Edge data architectures enable granular, real-time monitoring of energy consumption at the machine, line, and plant levels. By processing power-quality and consumption data locally, edge systems can detect anomalies such as unexpected load spikes, idle-state energy waste, and power factor degradation within seconds rather than hours. Manufacturers using edge-based energy analytics have reported 10% to 20% reductions in energy costs by identifying and eliminating wasteful consumption patterns that traditional monthly utility reviews miss. Furthermore, edge-processed energy data can feed into AI models that dynamically schedule high-energy processes during off-peak tariff windows, compounding savings over time. This real-time visibility also supports sustainability reporting and carbon footprint tracking at a level of detail that regulators and customers increasingly demand.
2. What is the difference between edge computing and fog computing in a manufacturing context?
Edge computing places processing directly at or very near the data source, typically on industrial PCs, smart gateways, or embedded controllers on the factory floor. Fog computing is an intermediate layer that aggregates data from multiple edge nodes before it reaches the cloud, often running on local servers within the plant network. In manufacturing, edge computing handles latency-critical tasks like machine control loops and safety interlocks, while fog layers manage cross-machine analytics such as line-level OEE calculations and batch-quality trending. Many modern manufacturing architectures use both layers in a complementary fashion, with edge devices handling sub-100-millisecond decisions and fog nodes performing richer analytics on data from dozens or hundreds of edge points.
3. What are the first steps a manufacturer should take to implement an edge data strategy?

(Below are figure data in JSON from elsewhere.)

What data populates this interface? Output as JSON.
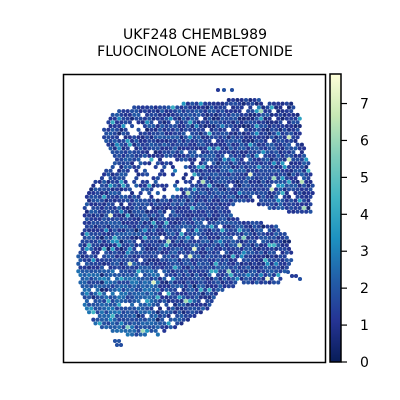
{
  "chart_data": {
    "type": "heatmap",
    "title": [
      "UKF248 CHEMBL989",
      "FLUOCINOLONE ACETONIDE"
    ],
    "colormap": "YlGnBu",
    "color_stops": [
      "#081d58",
      "#253494",
      "#225ea8",
      "#1d91c0",
      "#41b6c4",
      "#7fcdbb",
      "#c7e9b4",
      "#ffffd9"
    ],
    "colorbar": {
      "vmin": 0,
      "vmax": 7.8,
      "ticks": [
        0,
        1,
        2,
        3,
        4,
        5,
        6,
        7
      ],
      "tick_labels": [
        "0",
        "1",
        "2",
        "3",
        "4",
        "5",
        "6",
        "7"
      ]
    },
    "value_summary": {
      "typical_range": [
        1.0,
        2.5
      ],
      "max_observed": 7.5
    },
    "grid": false,
    "axes_visible": false
  }
}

The most effective starting point is an audit of existing data sources on the factory floor, including PLCs, sensors, SCADA systems, and standalone equipment with proprietary interfaces. This audit identifies which data is already digitally accessible and which machines require retrofitting with IIoT sensors or protocol converters. Next, select a single high-value use case, such as energy monitoring on the top five energy-consuming machines, to prove the architecture and build organizational confidence. Choose an edge platform that supports open protocols like MQTT and OPC UA to avoid vendor lock-in and ensure interoperability as the deployment scales. Finally, establish data governance policies early, defining who owns edge data, how long it is retained locally, and what aggregation rules apply before data moves to cloud or enterprise systems.